The only assumption this makes on the called function is that it only does a static_cast
when the result is actually needed.
This value_or()
won’t work lazily:
template <typename U>
T optional<T>::value_or(U&& fallback)
{
T result(std::forward<U>(fallback));
if (has_value())
return value();
return result;
}
But that is a somewhat dumb implementation anyway.
Note: Unfortunately, this code no longer works with
std::optional<T>
. Whilevalue_or()
is using astatic_cast<T>
internally, it has a requirement thatU
is implicitly convertible toT
, which my lambda implementation isn’t. You can “fix” it by using an non-explicit
conversion operator, but that way the conversion could be triggered automatically more easily, which can defeat the purpose of lazy evaluation.
Evaluation
We’ve now implemented a non-intrusive and easy to use implementation of lazy argument evaluation. But how usable is it really?
As I’ve already pointed out it is not quite non-intrusive, it relies on implementations to do late casting. It also don’t work if the implementation doesn’t cast at all or isn’t templated.

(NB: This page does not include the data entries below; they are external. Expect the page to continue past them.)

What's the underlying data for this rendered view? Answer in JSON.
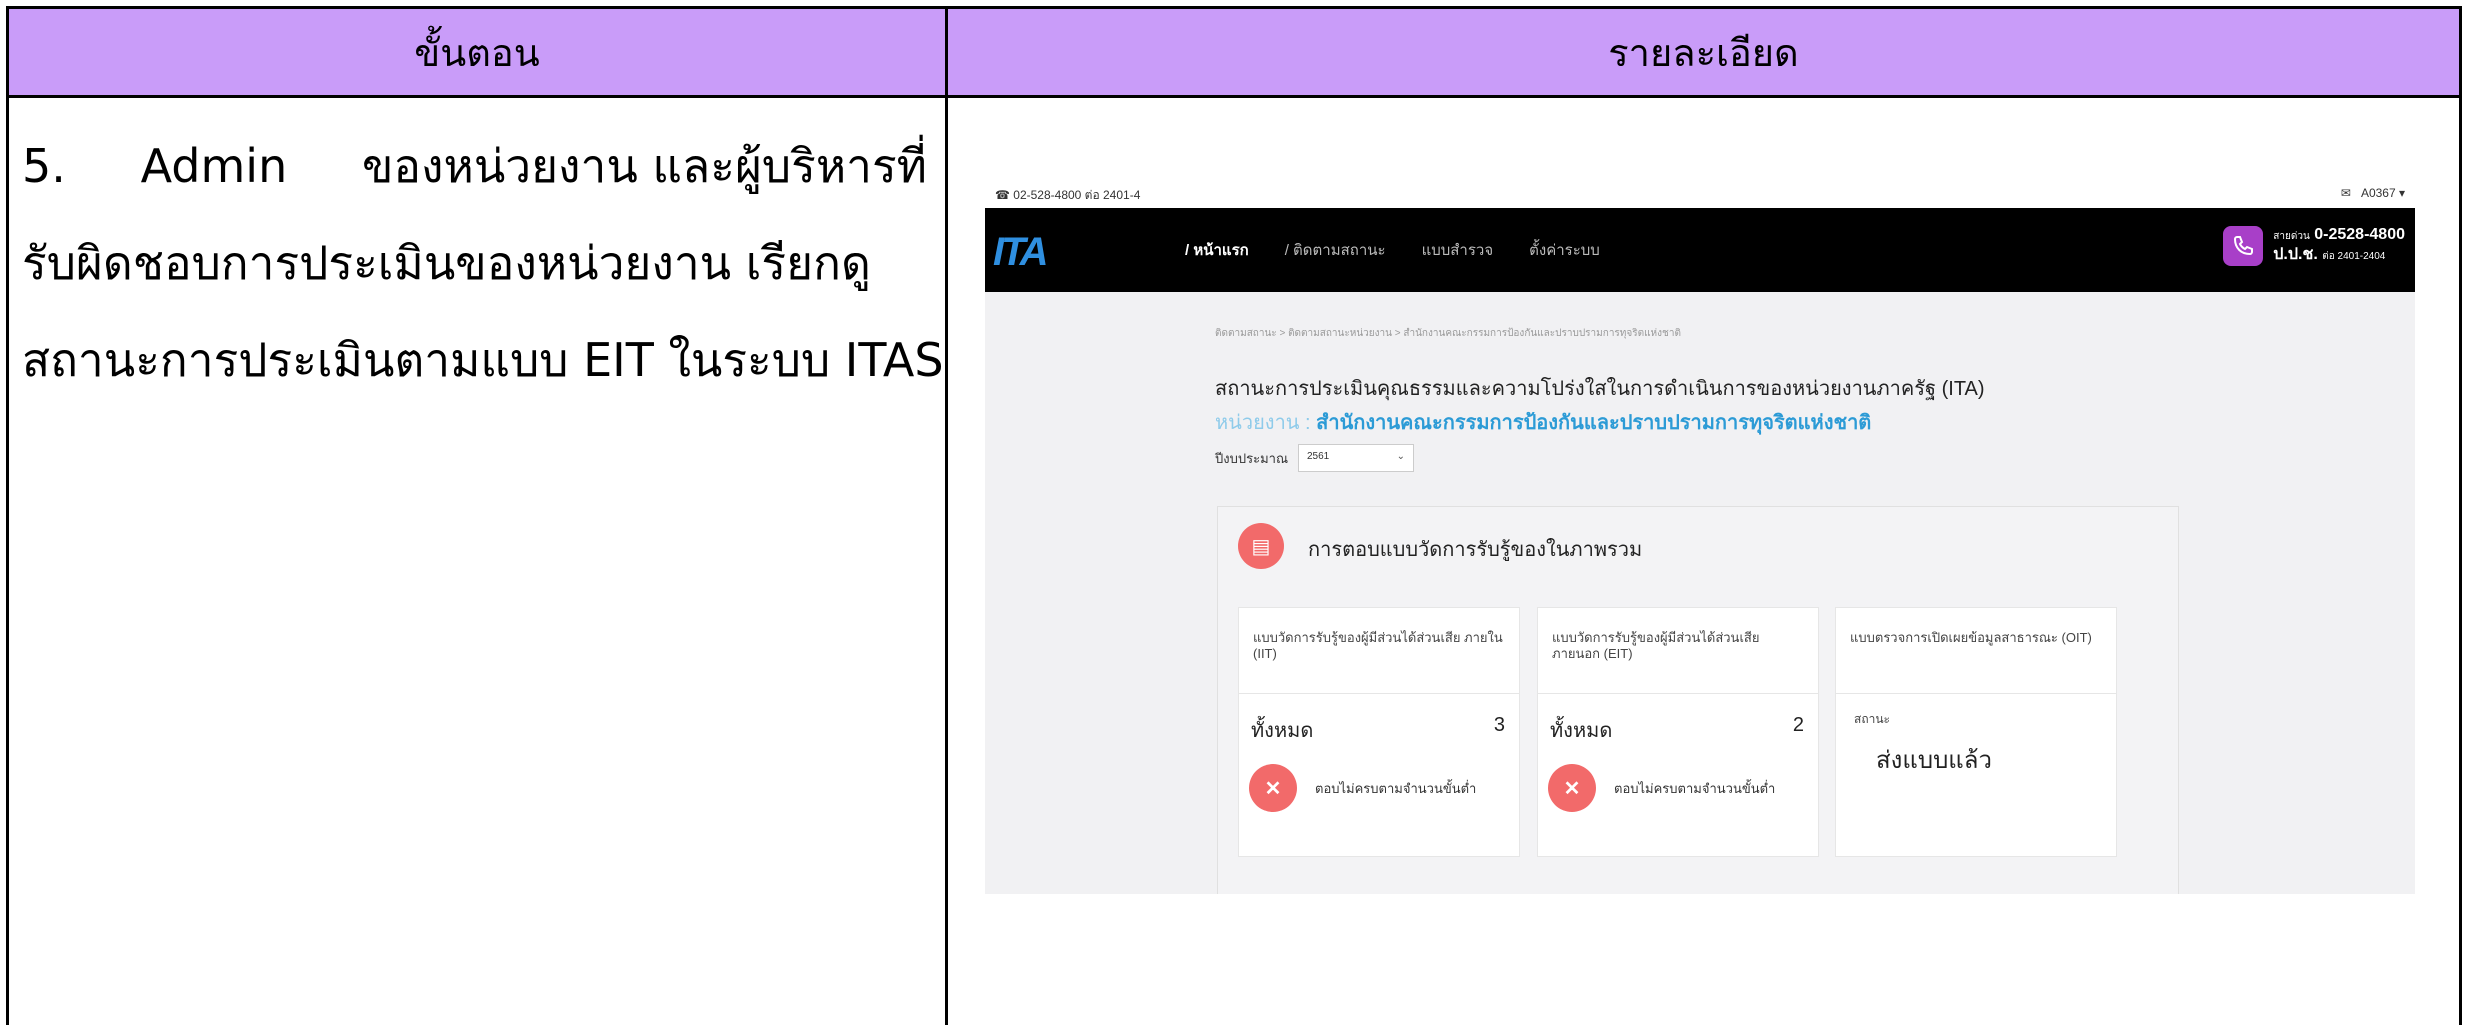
{
  "table": {
    "header_left": "ขั้นตอน",
    "header_right": "รายละเอียด"
  },
  "step": {
    "line1_num": "5.",
    "line1_word": "Admin",
    "line1_rest": "ของหน่วยงาน และผู้บริหารที่",
    "line2": "รับผิดชอบการประเมินของหน่วยงาน เรียกดู",
    "line3": "สถานะการประเมินตามแบบ EIT ในระบบ ITAS"
  },
  "screenshot": {
    "topbar": {
      "phone": "02-528-4800 ต่อ 2401-4",
      "account": "A0367 ▾"
    },
    "logo": "ITA",
    "nav": [
      "/ หน้าแรก",
      "/ ติดตามสถานะ",
      "แบบสำรวจ",
      "ตั้งค่าระบบ"
    ],
    "contact": {
      "label": "สายด่วน",
      "number": "0-2528-4800",
      "org": "ป.ป.ช.",
      "ext": "ต่อ 2401-2404"
    },
    "breadcrumb": "ติดตามสถานะ  >  ติดตามสถานะหน่วยงาน  >  สำนักงานคณะกรรมการป้องกันและปราบปรามการทุจริตแห่งชาติ",
    "title": "สถานะการประเมินคุณธรรมและความโปร่งใสในการดำเนินการของหน่วยงานภาครัฐ (ITA)",
    "unit_label": "หน่วยงาน :",
    "unit_value": "สำนักงานคณะกรรมการป้องกันและปราบปรามการทุจริตแห่งชาติ",
    "year_label": "ปีงบประมาณ",
    "year_value": "2561",
    "card_title": "การตอบแบบวัดการรับรู้ของในภาพรวม",
    "cards": [
      {
        "head": "แบบวัดการรับรู้ของผู้มีส่วนได้ส่วนเสีย ภายใน (IIT)",
        "total_label": "ทั้งหมด",
        "count": "3",
        "warning": "ตอบไม่ครบตามจำนวนขั้นต่ำ"
      },
      {
        "head": "แบบวัดการรับรู้ของผู้มีส่วนได้ส่วนเสีย ภายนอก (EIT)",
        "total_label": "ทั้งหมด",
        "count": "2",
        "warning": "ตอบไม่ครบตามจำนวนขั้นต่ำ"
      },
      {
        "head": "แบบตรวจการเปิดเผยข้อมูลสาธารณะ (OIT)",
        "status_label": "สถานะ",
        "status_value": "ส่งแบบแล้ว"
      }
    ]
  }
}
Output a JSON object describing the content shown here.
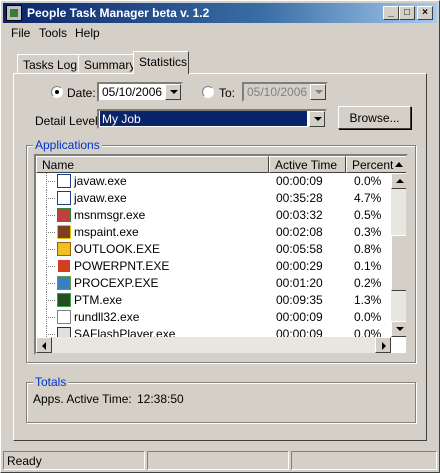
{
  "window": {
    "title": "People Task Manager  beta v. 1.2",
    "minimize_glyph": "_",
    "maximize_glyph": "□",
    "close_glyph": "×"
  },
  "menu": [
    "File",
    "Tools",
    "Help"
  ],
  "tabs": [
    "Tasks Log",
    "Summary",
    "Statistics"
  ],
  "active_tab": "Statistics",
  "filters": {
    "date_label": "Date:",
    "date_value": "05/10/2006",
    "date_checked": true,
    "to_label": "To:",
    "to_value": "05/10/2006",
    "to_checked": false,
    "detail_label": "Detail Level:",
    "detail_value": "My Job",
    "browse_label": "Browse..."
  },
  "applications": {
    "title": "Applications",
    "columns": [
      "Name",
      "Active Time",
      "Percent"
    ],
    "rows": [
      {
        "name": "javaw.exe",
        "time": "00:00:09",
        "percent": "0.0%",
        "icon": "window-icon"
      },
      {
        "name": "javaw.exe",
        "time": "00:35:28",
        "percent": "4.7%",
        "icon": "window-icon"
      },
      {
        "name": "msnmsgr.exe",
        "time": "00:03:32",
        "percent": "0.5%",
        "icon": "messenger-icon"
      },
      {
        "name": "mspaint.exe",
        "time": "00:02:08",
        "percent": "0.3%",
        "icon": "paint-icon"
      },
      {
        "name": "OUTLOOK.EXE",
        "time": "00:05:58",
        "percent": "0.8%",
        "icon": "outlook-icon"
      },
      {
        "name": "POWERPNT.EXE",
        "time": "00:00:29",
        "percent": "0.1%",
        "icon": "powerpoint-icon"
      },
      {
        "name": "PROCEXP.EXE",
        "time": "00:01:20",
        "percent": "0.2%",
        "icon": "process-explorer-icon"
      },
      {
        "name": "PTM.exe",
        "time": "00:09:35",
        "percent": "1.3%",
        "icon": "ptm-icon"
      },
      {
        "name": "rundll32.exe",
        "time": "00:00:09",
        "percent": "0.0%",
        "icon": "document-icon"
      },
      {
        "name": "SAFlashPlayer.exe",
        "time": "00:00:09",
        "percent": "0.0%",
        "icon": "flash-icon"
      }
    ]
  },
  "totals": {
    "title": "Totals",
    "label": "Apps. Active Time:",
    "value": "12:38:50"
  },
  "status": {
    "text": "Ready"
  }
}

Furthermore, it relies on macros to create a decent interface. And interfaces relying on macros are usually not a good idea.
In the case of value_or()
the best solution - if we need lazy evaluation of the fallback -
is probably to simple provide a value_or_lazy()
overload that takes a lambda or the Take 2 implementation without the lazy macro.
My original motivation for toying with lazy evaluation was to provide a “give me the value or throw this exception” mechanism,
which is very useful for .map().value_or()
chains.
While this can be done with LAZY()
, it is not obvious.
LAZY()
requires a conversion to the actually expected type. So even if we lazily throw an exception, we need to return something of the correct type. If you’d want to do a genericLAZY_THROW(T, Ex)
that throws an exception of typeEx
but returns something of typeT
in order to make the generic code work, how would you do that? Remember: not all types are default constructible.Hint: The “object” you return does not need to be a valid object as it will never be created anyway, execution will be aborted with the
throw
before.
So for type_safe I’d probably go with just providing a value_or_error()
function or something like that.
But note that this technique of using lambdas to delay evaluation is very useful: I did it in my debug_assert library to be able to control assertions by compile-time constants. I’ve described it in great detail in this blog post.
Conclusion
Lazy evaluation of function parameters is useful in certain circumstances. By using lambda expressions - and hiding them behind a macro - we can achieve that in C++.
However, I wouldn’t suggest actually using that like this in production code. Most often, a better solution would be to design the algorithm so that it works lazily. range v3, for example, can work on infinite ranges which are lazily evaluated as needed.
Note that languages like Haskell are also lazily evaluated and that D has a lazy storage class for function parameters.